C. Du lieu-dit au lieu dit

1. Monde et mots mêlés

Si la présence de “ Le dos tourné, la Balandrane ” à la fin des Chants de la Balandrane s’explique par la volonté de René Char de proposer une clé, celle du toponyme, à la lecture du recueil, le poète se plaît apparemment à troubler le lecteur en multipliant les clés. Les fausses clés sont d’ailleurs lexicales tandis que la bonne est donnée comme référentielle. Cette présentation ostensible de clés n’est d’ailleurs pas dénuée d’humour puisqu’elle est une version inattendue de “ la scène de l’arroseur arrosé ”. Mais qui arrose qui ? A un premier niveau, “arrosant” le texte de définitions, René Char dissèque lui-même son travail, devance l’exégète et sape en quelque sorte une lecture sacralisante du poème. En exhibant des clés, il joue au poète piégé, forcé de donner des explications en fin de recueil. A un second niveau, le lecteur s’attend à des définitions piégées qui, sous couvert d’éclaircissements et de déconstruction du travail poétique, seraient au contraire une autre façon de construire un poème, en inventant, en imaginant totalement les informations lexicologiques. Finalement, le lecteur est effectivement piégé, mais parce que René Char donne de véritables définitions, et montre que la poésie repose moins sur le nom commun que sur le nom propre. L’intérêt poétique est en fait inversement proportionnel au débridement lexicologique : il correspond à l’ordre du texte qui se clôt sur le toponyme. Le modèle du mot poétique n’est pas le nom commun, qu’il soit inventé ou rare.
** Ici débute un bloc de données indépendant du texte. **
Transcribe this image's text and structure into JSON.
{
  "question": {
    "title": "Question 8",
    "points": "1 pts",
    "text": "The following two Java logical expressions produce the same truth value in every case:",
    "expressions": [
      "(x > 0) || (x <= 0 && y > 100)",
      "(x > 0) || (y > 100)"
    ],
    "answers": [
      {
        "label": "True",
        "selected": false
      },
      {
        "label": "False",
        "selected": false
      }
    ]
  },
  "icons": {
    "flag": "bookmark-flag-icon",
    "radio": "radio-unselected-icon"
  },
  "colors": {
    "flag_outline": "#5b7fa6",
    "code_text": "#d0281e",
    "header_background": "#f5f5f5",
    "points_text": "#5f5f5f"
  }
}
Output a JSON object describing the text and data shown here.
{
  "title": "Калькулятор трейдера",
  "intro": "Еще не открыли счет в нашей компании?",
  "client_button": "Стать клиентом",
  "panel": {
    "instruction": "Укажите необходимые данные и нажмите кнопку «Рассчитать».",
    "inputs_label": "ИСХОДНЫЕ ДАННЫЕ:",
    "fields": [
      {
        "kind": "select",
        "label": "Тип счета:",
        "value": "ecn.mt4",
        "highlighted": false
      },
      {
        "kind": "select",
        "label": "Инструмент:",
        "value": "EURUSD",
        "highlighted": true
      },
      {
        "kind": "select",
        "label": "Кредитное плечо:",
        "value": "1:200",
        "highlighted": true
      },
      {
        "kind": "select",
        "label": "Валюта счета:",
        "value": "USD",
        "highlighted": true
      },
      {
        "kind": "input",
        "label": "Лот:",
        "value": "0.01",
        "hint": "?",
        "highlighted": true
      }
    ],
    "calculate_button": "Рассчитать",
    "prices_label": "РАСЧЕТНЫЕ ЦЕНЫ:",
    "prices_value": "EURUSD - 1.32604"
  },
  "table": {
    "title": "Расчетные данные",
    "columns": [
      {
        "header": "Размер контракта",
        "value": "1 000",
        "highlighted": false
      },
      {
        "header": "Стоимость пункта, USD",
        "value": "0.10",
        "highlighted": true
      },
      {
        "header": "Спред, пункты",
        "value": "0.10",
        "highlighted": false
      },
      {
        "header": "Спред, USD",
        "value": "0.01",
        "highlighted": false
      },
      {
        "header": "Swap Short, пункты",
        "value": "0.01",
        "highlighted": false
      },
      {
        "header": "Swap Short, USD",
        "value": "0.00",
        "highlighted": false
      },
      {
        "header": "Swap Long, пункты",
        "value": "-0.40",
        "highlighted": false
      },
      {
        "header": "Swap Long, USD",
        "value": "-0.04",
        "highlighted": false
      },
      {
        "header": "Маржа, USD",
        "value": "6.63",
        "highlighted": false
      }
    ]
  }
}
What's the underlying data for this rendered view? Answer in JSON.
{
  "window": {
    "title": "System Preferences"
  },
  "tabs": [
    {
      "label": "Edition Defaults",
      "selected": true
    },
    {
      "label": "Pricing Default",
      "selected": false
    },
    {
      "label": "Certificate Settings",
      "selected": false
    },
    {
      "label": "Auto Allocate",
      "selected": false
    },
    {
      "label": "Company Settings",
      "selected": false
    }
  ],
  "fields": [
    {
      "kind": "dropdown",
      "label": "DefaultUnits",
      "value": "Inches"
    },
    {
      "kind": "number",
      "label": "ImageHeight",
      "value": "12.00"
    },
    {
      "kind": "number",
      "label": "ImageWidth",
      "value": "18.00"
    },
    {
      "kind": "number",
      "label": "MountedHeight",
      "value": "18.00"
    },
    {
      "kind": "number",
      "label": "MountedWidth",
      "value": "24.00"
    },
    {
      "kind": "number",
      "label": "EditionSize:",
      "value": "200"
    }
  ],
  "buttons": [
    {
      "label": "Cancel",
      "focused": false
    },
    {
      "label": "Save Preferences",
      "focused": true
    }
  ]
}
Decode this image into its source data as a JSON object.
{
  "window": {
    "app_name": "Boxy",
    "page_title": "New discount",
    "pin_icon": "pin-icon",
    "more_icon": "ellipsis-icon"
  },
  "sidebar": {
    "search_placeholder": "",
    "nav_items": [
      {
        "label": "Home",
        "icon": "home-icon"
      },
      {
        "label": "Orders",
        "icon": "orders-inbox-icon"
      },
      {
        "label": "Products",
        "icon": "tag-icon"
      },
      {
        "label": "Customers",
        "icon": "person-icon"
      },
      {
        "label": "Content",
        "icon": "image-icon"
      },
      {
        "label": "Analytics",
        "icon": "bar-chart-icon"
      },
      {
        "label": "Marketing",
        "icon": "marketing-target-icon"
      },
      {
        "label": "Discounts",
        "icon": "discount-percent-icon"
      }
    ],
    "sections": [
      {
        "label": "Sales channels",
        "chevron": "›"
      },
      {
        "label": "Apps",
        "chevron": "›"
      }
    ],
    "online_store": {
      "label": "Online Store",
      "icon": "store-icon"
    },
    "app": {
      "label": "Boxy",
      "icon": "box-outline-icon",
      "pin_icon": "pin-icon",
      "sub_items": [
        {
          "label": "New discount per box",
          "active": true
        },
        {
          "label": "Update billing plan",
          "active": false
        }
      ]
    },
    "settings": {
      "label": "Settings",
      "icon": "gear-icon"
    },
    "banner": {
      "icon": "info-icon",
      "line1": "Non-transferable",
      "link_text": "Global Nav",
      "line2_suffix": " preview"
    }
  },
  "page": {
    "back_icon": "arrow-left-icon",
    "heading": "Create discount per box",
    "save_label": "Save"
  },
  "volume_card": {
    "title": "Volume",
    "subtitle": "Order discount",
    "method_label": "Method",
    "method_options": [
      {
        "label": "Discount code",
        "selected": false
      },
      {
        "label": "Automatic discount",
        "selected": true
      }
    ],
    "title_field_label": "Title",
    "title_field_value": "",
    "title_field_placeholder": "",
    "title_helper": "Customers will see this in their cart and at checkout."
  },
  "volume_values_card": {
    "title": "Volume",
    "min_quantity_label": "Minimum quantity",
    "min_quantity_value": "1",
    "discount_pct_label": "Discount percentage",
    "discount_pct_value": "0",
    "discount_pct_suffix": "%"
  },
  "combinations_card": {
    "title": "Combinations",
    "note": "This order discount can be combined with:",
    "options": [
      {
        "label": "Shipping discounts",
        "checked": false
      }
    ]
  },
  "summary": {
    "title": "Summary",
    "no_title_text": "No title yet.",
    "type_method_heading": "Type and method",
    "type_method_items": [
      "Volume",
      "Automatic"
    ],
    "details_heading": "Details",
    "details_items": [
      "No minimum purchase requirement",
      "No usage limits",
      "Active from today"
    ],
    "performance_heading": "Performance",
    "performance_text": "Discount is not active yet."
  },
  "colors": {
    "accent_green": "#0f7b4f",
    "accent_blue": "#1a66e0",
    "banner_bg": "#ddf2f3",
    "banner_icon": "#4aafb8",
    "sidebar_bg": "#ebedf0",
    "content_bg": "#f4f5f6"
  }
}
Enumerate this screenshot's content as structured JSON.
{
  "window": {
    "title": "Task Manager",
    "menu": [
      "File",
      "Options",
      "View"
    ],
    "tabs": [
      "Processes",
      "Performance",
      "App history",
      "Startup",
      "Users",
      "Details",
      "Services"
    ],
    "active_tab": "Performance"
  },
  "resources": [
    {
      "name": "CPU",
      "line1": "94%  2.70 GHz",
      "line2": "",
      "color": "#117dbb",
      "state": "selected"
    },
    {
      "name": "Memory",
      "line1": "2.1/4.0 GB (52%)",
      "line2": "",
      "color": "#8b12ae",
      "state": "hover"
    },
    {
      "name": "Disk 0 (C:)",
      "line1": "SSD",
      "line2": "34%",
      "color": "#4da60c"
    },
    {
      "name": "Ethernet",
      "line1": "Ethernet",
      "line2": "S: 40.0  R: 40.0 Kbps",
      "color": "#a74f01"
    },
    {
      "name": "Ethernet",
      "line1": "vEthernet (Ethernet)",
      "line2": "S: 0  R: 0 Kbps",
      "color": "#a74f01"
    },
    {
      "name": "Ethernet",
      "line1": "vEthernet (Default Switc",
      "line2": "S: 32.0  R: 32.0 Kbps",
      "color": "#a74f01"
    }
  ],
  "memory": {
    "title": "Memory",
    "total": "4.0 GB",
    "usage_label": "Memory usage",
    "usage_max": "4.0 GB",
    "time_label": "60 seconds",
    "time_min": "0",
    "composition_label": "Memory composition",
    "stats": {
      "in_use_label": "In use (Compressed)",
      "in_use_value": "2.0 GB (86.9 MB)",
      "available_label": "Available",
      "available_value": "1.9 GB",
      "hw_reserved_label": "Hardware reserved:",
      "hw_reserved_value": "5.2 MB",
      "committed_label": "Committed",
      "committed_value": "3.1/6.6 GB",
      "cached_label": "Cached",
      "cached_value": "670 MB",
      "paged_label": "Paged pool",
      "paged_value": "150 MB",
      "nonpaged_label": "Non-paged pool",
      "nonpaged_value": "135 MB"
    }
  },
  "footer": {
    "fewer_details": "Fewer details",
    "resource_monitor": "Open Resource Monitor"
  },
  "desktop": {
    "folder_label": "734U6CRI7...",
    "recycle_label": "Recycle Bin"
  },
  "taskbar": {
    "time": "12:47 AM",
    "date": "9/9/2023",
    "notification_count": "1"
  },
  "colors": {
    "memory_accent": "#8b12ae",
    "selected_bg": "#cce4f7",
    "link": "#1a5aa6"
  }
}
L’idée d’un poète lexicographe, pour plaisante qu’elle soit, ne s’applique pas à René Char, qui n’est ici qu’amateur de dictionnaires... et poète. Char, n’inventant pas de mots ni de définitions, n’invente pas de monde mais découvre celui qui est, pour en dévoiler l’essentiel. A partir d’une expérience personnelle et singulière qui s’est cristallisée autour du mot Balandrane, le poème, et partant le recueil, prend son élan, élabore son territoire qui n’est pas la zone réelle qui s’étend entre La Genestière et La Balandrane, mais le lieu poétique où s’enracine l’écriture de René Char, comme si le poète, qui a vécu une période de difficultés poétiques, reprenait assise sur la réalité et traversait volontairement un territoire mental de sa poésie. Balandrane nourrit le poème, suscite la création poétique à partir d’une véritable enquête lexicologique. Mais c’est bien du toponyme, d’un nom propre du réel, qu’est né le poème.